I could go on and on, but let me just say that if I was stuck here for six months I would be able to live comfortably without having to drive more than five minutes to find what I’m looking for. Oh yeah you can drive out here and even park. If more startups knew about how nice it was to be out here I’d only have to walk five minutes to work or could bike to work without having to worry about being run over by drivers.

Your dream comes true, then you’re kicked in the nuts

Well it finally happened. I have had my dream come true. My dream has always been to get a job where I made enough money to shop at Andronico’s regularly. That doesn’t mean I’d only shop there, just that I had enough money in my pocket that I wouldn’t flinch when I saw he cash register ring up.

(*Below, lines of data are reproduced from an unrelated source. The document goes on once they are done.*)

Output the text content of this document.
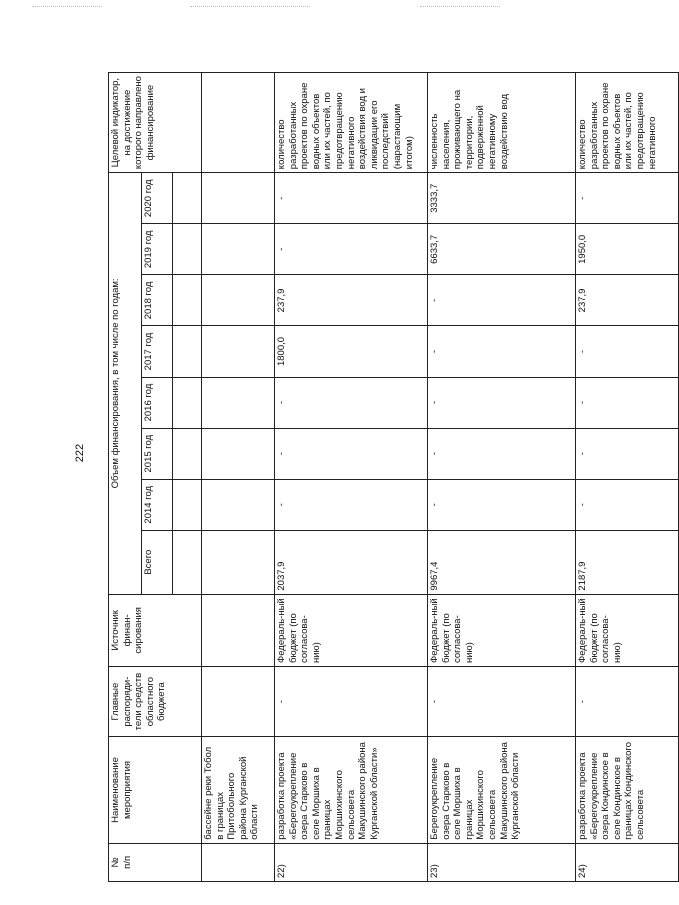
222
№
п/п	Наименование мероприятия	Главные распоряди-тели средств областного бюджета	Источник финан-сирования	Объем финансирования, в том числе по годам:								Целевой индикатор, на достижение которого направлено финансирование
				Всего	2014 год	2015 год	2016 год	2017 год	2018 год	2019 год	2020 год	

	бассейне реки Тобол в границах Притобольного района Курганской области											
22)	разработка проекта «Берегоукрепление озера Старково в селе Моршиха в границах Моршихинского сельсовета Макушинского района Курганской области»	-	Федераль-ный бюджет (по согласова-нию)	2037,9	-	-	-	1800,0	237,9	-	-	количество разработанных проектов по охране водных объектов или их частей, по предотвращению негативного воздействия вод и ликвидации его последствий (нарастающим итогом)
23)	Берегоукрепление озера Старково в селе Моршиха в границах Моршихинского сельсовета Макушинского района Курганской области	-	Федераль-ный бюджет (по согласова-нию)	9967,4	-	-	-	-	-	6633,7	3333,7	численность населения, проживающего на территории, подверженной негативному воздействию вод
24)	разработка проекта «Берегоукрепление озера Кондинское в селе Кондинское в границах Кондинского сельсовета	-	Федераль-ный бюджет (по согласова-нию)	2187,9	-	-	-	-	237,9	1950,0	-	количество разработанных проектов по охране водных объектов или их частей, по предотвращению негативного
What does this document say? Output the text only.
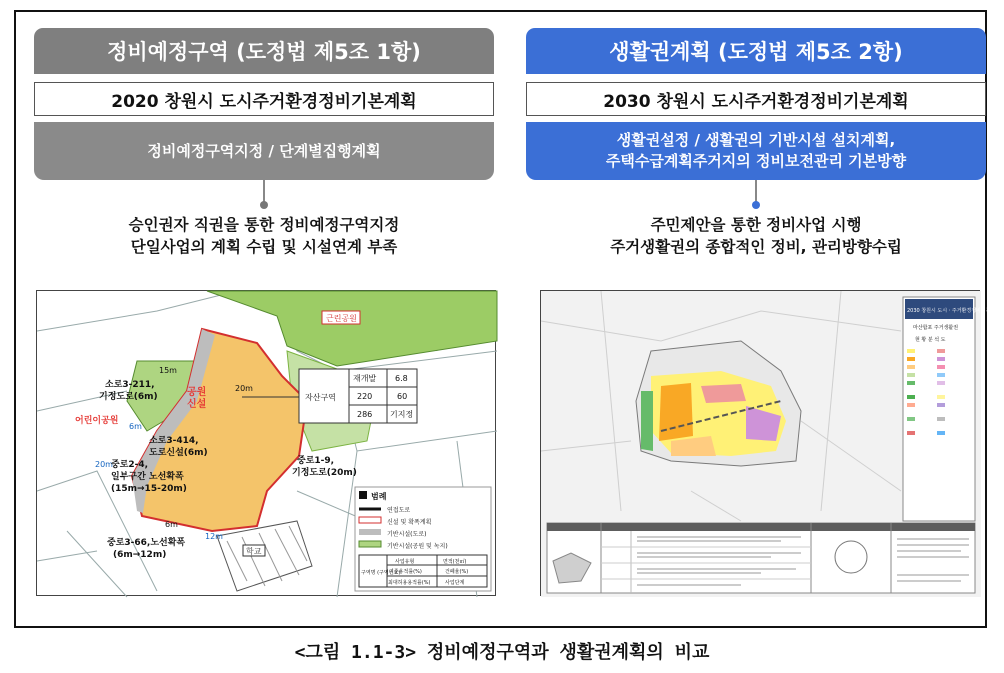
정비예정구역 (도정법 제5조 1항)
2020 창원시 도시주거환경정비기본계획
정비예정구역지정 / 단계별집행계획
승인권자 직권을 통한 정비예정구역지정
단일사업의 계획 수립 및 시설연계 부족
생활권계획 (도정법 제5조 2항)
2030 창원시 도시주거환경정비기본계획
생활권설정 / 생활권의 기반시설 설치계획,
주택수급계획주거지의 정비보전관리 기본방향
주민제안을 통한 정비사업 시행
주거생활권의 종합적인 정비, 관리방향수립
학교
근린공원
소로3-211,
기정도로(6m)
15m
20m
공원
신설
어린이공원
6m
소로3-414,
도로신설(6m)
20m
중로2-4,
일부구간 노선확폭
(15m→15-20m)
중로1-9,
기정도로(20m)
6m
12m
중로3-66,노선확폭
(6m→12m)
자산구역
재개발 6.8
220	60
286 기지정
범례
연접도로
신설 및 확폭계획
기반시설(도로)
기반시설(공원 및 녹지)
구역명 (구역번호)
사업유형	면적(천㎡)
기준용적률(%)	건폐율(%)
최대허용용적률(%)	사업단계
2030 창원시 도시ㆍ주거환경정비기본계획
마산합포 주거생활권
현 황 분 석 도
<그림 1.1-3> 정비예정구역과 생활권계획의 비교
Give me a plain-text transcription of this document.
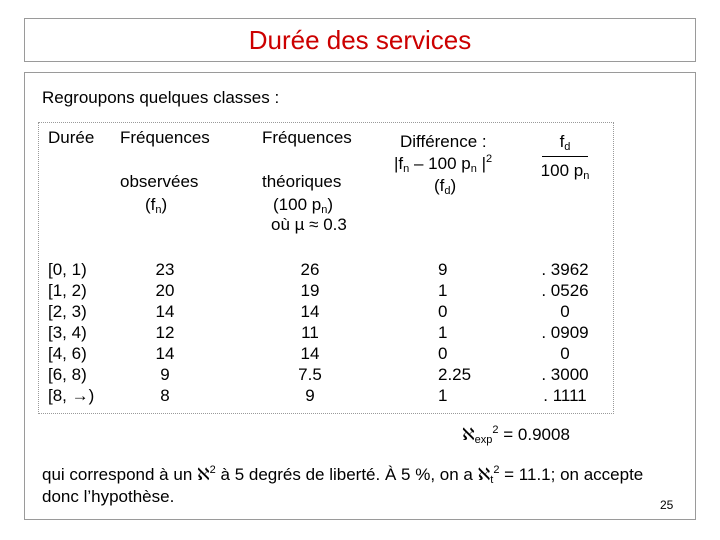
Durée des services
Regroupons quelques classes :
Durée Fréquences
observées
$(f_n)$
Fréquences
théoriques
(100 $p_n$)
où µ ≈ 0.3
Différence :
$|f_n - 100$ $p_n$ $|^2$
$(f_d)$
$f_d$
100 $p_n$
[0, 1)
[1, 2)
[2, 3)
[3, 4)
[4, 6)
[6, 8)
[8, →)
23
20
14
12
14
9
8
26
19
14
11
14
7.5
9
9
1
0
1
0
2.25
1
. 3962
. 0526
0
. 0909
0
. 3000
. 1111
ℵ$_{exp}^2$ = 0.9008
qui correspond à un ℵ$^2$ à 5 degrés de liberté. À 5 %, on a ℵ$_t^2$ = 11.1; on accepte donc l’hypothèse.	25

Well, now there’s a problem. Andronico’s may be going out of business.There’s a good chance they will be bought out by a company called Renovo, and I’m hoping they will. I love their meat department and deli department and the fact that it’s not always crowded and you can find products that you can’t find at other stores. I’ve written about them before and this morning we went in to pick up a few things at the deli and I happened to walk past their cheese section and actually was able to stop and look at the cheeses with the possibility of buying some. I did, and I also hit the olive bar which I love and stocked up heavily.  It felt good to now be able to eat more healthy food than the cheap packaged crap that’s out there that’s pushed my blood pressure up a few times that I could have exploded.